Personality Is Not Fully Determined By Genes

We are partially genetically made, but this does not mean that our traits are determined by our DNA. Genes don't determine personality.

Behavioural geneticists investigate the genetic and environmental bases of psychological and many other human qualities. The field has generated some of psychology’s most frequently repeated findings with a long history and established research procedures. But not everyone agrees with the results.
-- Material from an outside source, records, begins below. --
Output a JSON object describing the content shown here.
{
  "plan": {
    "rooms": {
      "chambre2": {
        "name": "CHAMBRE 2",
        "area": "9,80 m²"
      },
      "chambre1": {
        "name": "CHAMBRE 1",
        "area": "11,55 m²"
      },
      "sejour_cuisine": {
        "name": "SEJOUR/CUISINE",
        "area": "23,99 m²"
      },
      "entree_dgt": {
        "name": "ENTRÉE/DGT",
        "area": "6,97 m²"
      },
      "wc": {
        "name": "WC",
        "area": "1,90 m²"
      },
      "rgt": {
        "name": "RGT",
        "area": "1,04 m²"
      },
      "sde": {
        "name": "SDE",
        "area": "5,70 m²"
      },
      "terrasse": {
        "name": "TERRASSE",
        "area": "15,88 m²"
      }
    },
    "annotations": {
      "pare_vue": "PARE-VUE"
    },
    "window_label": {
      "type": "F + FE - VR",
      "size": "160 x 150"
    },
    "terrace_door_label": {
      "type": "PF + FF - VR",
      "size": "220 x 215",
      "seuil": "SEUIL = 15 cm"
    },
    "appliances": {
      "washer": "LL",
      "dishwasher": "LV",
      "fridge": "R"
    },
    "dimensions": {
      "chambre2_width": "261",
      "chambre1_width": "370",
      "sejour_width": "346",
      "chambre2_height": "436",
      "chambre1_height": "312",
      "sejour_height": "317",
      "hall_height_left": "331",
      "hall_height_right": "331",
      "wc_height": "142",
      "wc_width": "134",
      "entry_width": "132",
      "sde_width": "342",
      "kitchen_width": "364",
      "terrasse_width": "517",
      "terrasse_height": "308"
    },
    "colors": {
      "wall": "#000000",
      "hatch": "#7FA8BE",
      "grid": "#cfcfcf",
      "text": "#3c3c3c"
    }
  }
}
This, in my opinion, is primarily due to a misunderstanding of what these findings signify.

The most important law of Behavioural Psychology is that “everything is partly heritable.”

This law is based on the statistical pattern that virtually any quantifiable attribute, including personality traits, is shared by genetically related individuals, such as identical twins, regular siblings, or parents and children. Of course, this tendency is only valid “on average” and suitably large samples; it is merely a statistical abstraction. Individuals like you and I are only slightly more likely than total strangers to look like our parents or siblings.

The idea that people who share more genetic similarities tend to share more psychological similarities—in other words, more comparable personality traits—does not need to be contentious.

If one’s usual behaviour, thoughts, and feelings had nothing to do with DNA, that would be strange. One must constantly adapt behaviour to the peculiarities of the body and its brain to survive and prosper.

Unless they are identical twins, people have slightly distinct genetic makeup, which causes tiny differences in their organisms, especially their brains. They frequently have to behave, think, and feel in distinct ways to live with the peculiarities of their organisms and minds. They have slightly distinct personalities as a result.

People are more prone to rely on diverse patterns of behaviour, cognition, and emotion to find the best possible fit with the situations at hand the more genetically different their organisms and brains are.

Because of genetic variances, each person’s organism’s proteins are put together somewhat differently, and for them to survive and thrive with their particular creatures, they create distinctive ways of acting, thinking, and feeling.

The fact that genetically similar people’s qualities only resemble on average and even genetically identical individuals are frequently significantly different is the most evident reason why genes do not determine people’s psychological fates.

But even if genes do have some influence, extensive research has demonstrated that hundreds of tiny changes along the DNA can be used to correlate individual variances in any psychological feature. Therefore, only a very small portion of why people differ in a feature can be attributed to each unique DNA mutation.

Additionally, we are aware that each tiny DNA variant can simultaneously influence a variety of features.

As a result, genes and phenotypes are not directly related. The same genetic heritage can result in varying levels of numerous qualities, and every trait level can correlate to countless gene combinations.